After being freed from a Bahraini jail earlier this month, Rajab will faces a trial in January on charges that he offended national institutions when he compared Bahrain’s security forces to the violent, sectarian forces of the Islamic State. Rajab has been a thorn in the side of Bahrain’s ruling al Khalifa family for years, particularly since 2011’s anti-government protests, when the violent response of the security forces to peaceful demands for political reform left scores dead and sparked a crisis that continues to divide the country.

If Rajab’s statement offended the Bahraini government, then the international lawyers who compiled the Bahrain Independent Commission of Inquiry report had better watch out, because its findings — which Bahrain’s king said he accepted — are just as incendiary as Rajab’s comments. The report contained numerous references to torture in detention, “excessive and unnecessary lethal force,” and “terror-inspiring behavior” by security forces. Unlike Rajab, however, Prince Nasser will not face trial in Bahrain even though he is one of those accused of being involved in the torture of detainees in 2011.

Bahrain human rights activist faces jail time for a tweet. Read more here.

Meanwhile, a British court decided that the prince’s status as a senior official in Bahrain does not make him immune from prosecution in the UK for allegations of torture back home. That ruling in theory might have made Prince Nasser less than eager to step foot on British soil, but he is apparently so untroubled by the threat of arrest that he was recently seen mingling at a charity event at London’s exclusive Savoy Hotel. It’s not clear if the British government granted Prince Nasser “special mission” status that it claims provides individuals with temporary immunity. But it is clear that the British government isn’t remotely embarrassed by its close relationship with the Bahrainis: The day after British courts quashed Prince Nasser’s immunity, the British ambassador to Bahrain visited the Prince and had his photo taken with him for the local press.

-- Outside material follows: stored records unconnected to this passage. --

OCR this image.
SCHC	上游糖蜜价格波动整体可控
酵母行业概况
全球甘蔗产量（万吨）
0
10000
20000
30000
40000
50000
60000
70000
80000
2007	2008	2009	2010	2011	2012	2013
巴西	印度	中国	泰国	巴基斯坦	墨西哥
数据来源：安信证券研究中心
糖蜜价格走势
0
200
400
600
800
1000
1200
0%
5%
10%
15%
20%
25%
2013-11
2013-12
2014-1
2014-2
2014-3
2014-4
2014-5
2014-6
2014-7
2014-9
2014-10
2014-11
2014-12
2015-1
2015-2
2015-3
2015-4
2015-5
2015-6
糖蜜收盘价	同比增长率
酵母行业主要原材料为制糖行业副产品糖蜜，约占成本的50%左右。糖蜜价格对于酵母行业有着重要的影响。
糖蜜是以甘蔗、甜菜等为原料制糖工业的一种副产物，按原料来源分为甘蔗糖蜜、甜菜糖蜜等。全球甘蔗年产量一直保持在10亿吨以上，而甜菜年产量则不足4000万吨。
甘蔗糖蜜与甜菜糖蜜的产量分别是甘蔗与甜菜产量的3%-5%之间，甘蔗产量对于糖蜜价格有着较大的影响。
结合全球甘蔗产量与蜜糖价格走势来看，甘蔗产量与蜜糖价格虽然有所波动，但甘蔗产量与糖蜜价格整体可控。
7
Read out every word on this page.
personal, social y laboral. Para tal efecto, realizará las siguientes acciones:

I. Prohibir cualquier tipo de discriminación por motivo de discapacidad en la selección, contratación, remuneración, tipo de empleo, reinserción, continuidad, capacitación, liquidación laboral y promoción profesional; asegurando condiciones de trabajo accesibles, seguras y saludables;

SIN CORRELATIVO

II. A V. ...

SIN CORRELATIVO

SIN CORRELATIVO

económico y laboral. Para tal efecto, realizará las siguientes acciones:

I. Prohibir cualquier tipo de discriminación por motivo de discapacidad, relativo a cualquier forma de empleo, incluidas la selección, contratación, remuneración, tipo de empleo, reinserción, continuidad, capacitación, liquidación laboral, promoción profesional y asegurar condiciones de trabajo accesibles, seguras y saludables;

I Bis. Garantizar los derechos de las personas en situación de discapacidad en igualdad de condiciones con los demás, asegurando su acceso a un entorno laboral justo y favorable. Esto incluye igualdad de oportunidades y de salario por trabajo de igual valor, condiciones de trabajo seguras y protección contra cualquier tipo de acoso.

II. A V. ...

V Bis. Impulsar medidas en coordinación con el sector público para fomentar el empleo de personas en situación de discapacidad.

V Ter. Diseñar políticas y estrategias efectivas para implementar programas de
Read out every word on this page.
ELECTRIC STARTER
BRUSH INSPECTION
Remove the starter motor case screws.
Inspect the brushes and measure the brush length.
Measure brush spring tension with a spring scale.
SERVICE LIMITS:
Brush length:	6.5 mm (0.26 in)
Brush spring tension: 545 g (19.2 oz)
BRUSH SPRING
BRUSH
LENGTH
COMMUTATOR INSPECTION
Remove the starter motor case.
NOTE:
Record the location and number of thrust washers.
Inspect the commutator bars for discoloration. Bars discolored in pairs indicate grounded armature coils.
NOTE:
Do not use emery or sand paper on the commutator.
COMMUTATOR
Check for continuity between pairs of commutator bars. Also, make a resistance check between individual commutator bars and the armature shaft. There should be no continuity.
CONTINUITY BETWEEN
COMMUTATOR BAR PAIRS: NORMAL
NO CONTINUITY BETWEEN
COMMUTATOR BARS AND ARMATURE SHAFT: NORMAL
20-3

The British government hasn’t shown quite the same sensitivity to the feelings of Nabeel Rajab. When he visited the UK in August, he and his family were detained for five hours at Heathrow Airport, where his 12-year-old daughter and 16-year-old son were fingerprinted and made to pose for “mug shots” before they were allowed to enter the country. The British government has declined to explain why immigration officers deemed this necessary.

In this year’s Foreign and Commonwealth Office (FCO) report on human rights, the British government claims it has “supported human rights defenders — courageous people who often face repression and harassment.” Not in Bahrain it hasn’t, or indeed in any of the oil-rich, strategically important Gulf states to whom the British government is very keen to sell fighter jets.

Unlike the United States — another Bahrain ally — the UK made no public call for Rajab’s release in what is self-evidently a free speech case. In fact, since the unrest of 2011, the UK has made no explicit calls for the release of any of the hundreds of political prisoners currently languishing in Bahraini jails, whose unlawful detention precludes the political solution to the unrest that the UK claims to support.

The British government has continually peddled the line that the Bahraini government is on the path to reform — “there is evidence of real efforts being made in areas where human rights concerns remain,” claimed the FCO on October 16. (The full statement reads like it was conceived not in Whitehall but in the offices of one of the numerous PR agencies that the al Khalifa pay to launder the stains from their reputation.) But human rights concerns do not merely “remain” in Bahrain; they abound, and there is scant evidence of any genuine efforts at reform.

Watch the VICE News documentary ‘Bahrain: An Inconvenient Uprising.’

In a little over two months, a Bahraini court may sentence a courageous man to three years in jail while the British government turns a blind eye, even as it claims to support human rights in Bahrain. There are numerous words one could use to describe this stance, none of which reflect well on the UK government. E.M. Forster, if he were still around, might well have chosen perfidious.